Este último aspecto, a exigência de que a informação esteja de fato disponível no momento mesmo em que cada etapa do processo logístico acontece, é por si só um universo aberto à inovação que nos sugere a brincadeira do título. Não se trata mais, ou pelo menos não somente, da informação que se refere à logística, mas à logística da informação, a avaliação, desenvolvimento e implementação das tecnologias que permitirão que o tráfego da informação sobre os processos logísticos seja rápido o suficiente, que a capacidade de armazenar gigantesca quantidade de informação e de encontrar a partir da mesma os dados precisos de que se necessita para a tomada de decisão a cada instante, resultem numa logística ótima e adequada os novos tempos.

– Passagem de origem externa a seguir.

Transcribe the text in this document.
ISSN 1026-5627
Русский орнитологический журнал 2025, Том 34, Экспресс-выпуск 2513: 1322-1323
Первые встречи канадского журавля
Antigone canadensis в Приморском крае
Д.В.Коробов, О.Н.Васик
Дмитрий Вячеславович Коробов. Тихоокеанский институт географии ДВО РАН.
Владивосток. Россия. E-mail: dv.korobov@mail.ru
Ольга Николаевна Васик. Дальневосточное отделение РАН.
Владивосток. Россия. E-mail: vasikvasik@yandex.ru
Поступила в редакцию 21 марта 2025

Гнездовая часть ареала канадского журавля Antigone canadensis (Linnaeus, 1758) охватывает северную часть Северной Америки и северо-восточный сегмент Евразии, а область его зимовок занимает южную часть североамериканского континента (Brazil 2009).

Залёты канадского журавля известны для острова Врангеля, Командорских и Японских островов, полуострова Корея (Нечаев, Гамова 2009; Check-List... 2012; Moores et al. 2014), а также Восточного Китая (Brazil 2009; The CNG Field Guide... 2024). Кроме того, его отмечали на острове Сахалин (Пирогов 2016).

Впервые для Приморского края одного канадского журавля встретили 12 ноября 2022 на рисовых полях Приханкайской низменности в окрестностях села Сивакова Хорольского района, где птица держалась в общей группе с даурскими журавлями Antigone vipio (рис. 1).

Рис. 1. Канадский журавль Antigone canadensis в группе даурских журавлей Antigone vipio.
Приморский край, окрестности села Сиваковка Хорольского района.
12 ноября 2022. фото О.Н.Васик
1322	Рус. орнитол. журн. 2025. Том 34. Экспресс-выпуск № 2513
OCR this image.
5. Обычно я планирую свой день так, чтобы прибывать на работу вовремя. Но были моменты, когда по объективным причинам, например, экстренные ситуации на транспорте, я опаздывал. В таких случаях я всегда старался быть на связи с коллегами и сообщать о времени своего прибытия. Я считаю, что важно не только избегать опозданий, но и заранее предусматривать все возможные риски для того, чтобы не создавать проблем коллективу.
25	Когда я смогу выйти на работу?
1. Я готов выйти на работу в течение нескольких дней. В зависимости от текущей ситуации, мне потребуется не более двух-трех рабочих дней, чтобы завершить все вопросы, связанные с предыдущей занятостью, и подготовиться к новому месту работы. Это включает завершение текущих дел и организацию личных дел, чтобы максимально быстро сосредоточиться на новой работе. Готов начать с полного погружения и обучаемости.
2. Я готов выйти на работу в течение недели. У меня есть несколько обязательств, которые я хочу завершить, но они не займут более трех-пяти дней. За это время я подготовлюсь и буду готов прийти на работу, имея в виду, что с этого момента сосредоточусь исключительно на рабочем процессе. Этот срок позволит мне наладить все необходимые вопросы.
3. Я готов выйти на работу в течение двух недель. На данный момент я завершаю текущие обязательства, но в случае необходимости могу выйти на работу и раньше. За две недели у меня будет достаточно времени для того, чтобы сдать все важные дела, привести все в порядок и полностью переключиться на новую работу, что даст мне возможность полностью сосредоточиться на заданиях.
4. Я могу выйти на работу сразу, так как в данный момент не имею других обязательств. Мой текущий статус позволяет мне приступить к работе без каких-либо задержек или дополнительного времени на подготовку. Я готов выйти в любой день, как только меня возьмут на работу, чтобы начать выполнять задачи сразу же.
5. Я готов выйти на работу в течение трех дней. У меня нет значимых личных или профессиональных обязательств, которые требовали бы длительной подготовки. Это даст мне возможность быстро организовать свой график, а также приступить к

Coleta, transporte e entrega: Um pouco mais de informação
Partindo do pressuposto de que o leitor é profissional de logística, certamente estará familiarizado com o modelo básico de transporte que é utilizado num processo B2B. Uma empresa embarca um conjunto de produtos tendo por destino outra empresa, utilizando um modal qualquer. Enquanto os produtos trafegam, a demanda por informação é atendida de forma objetiva. Ao emitir a nota fiscal, o embarcador envia ao destinatário o XML da NFe (ou pelo menos assim deveria fazê-lo), de forma que este já sabe que, a princípio receberá a entrega “x” dias ou horas depois, conforme o acordo existente. A primeira dificuldade ocorre exatamente neste ponto. O governo estima que apenas 50 % dos destinatários recebem os XMLs das NFes emitidas contra eles. Vamos voltar a este ponto mais adiante. Além disso, a emissão da nota fiscal não é sinônimo de embarque. Este, no entanto, pode ser sinalizado por outro documento vinculado ao SEFAZ, ambiente que concentra a operação dos documentos eletrônicos de caráter legal. Trata-se do MDFe, Manifesto Eletrônico de Documentos Fiscais, emitido pela transportadora como um manifesto de carga. O envio deste para ambas as pontas do processo informaria ao gestor na origem e no destino sobre o início efetivo do transporte. Isso porém ainda não está sendo utilizado em larga escala. Ao longo do trajeto, a transportadora é a fonte primária das informações. Ela pode manter veículos rastreados ou monitorados, recebendo dados de geolocalização do veículo em trânsito ou a partir do celular ou de equipamento embarcado que é acionado em pontos estratégicos do percurso. Pode também simplesmente solicitar ao motorista que ligue a cada “y” período de tempo, ou a cada marco predefinido do roteiro. Ou ainda, pode receber informação da passagem do veículo por pedágios (por meio de sistemas de bilhetagem automática), tendo com isso o controle da viagem. É razoavelmente comum a transportadora ter estes dados, porém curiosamente incomum repassá-los, seja ao embarcador ou ao destinatário da carga. Em geral, em transportadores ou operadores logísticos minimamente organizados, há um sistema que acumula estes dados, mas na maioria das vezes, obter informações segue sendo um sacrifício para os interessados, às vezes, até mesmo dentro da transportadora. Falta treinamento e motivação, recursos financeiros, técnicos e humanos para criar mecanismos de integração simples, que implementem o fluxo dos dados e o tratamento dos mesmos gerando informações.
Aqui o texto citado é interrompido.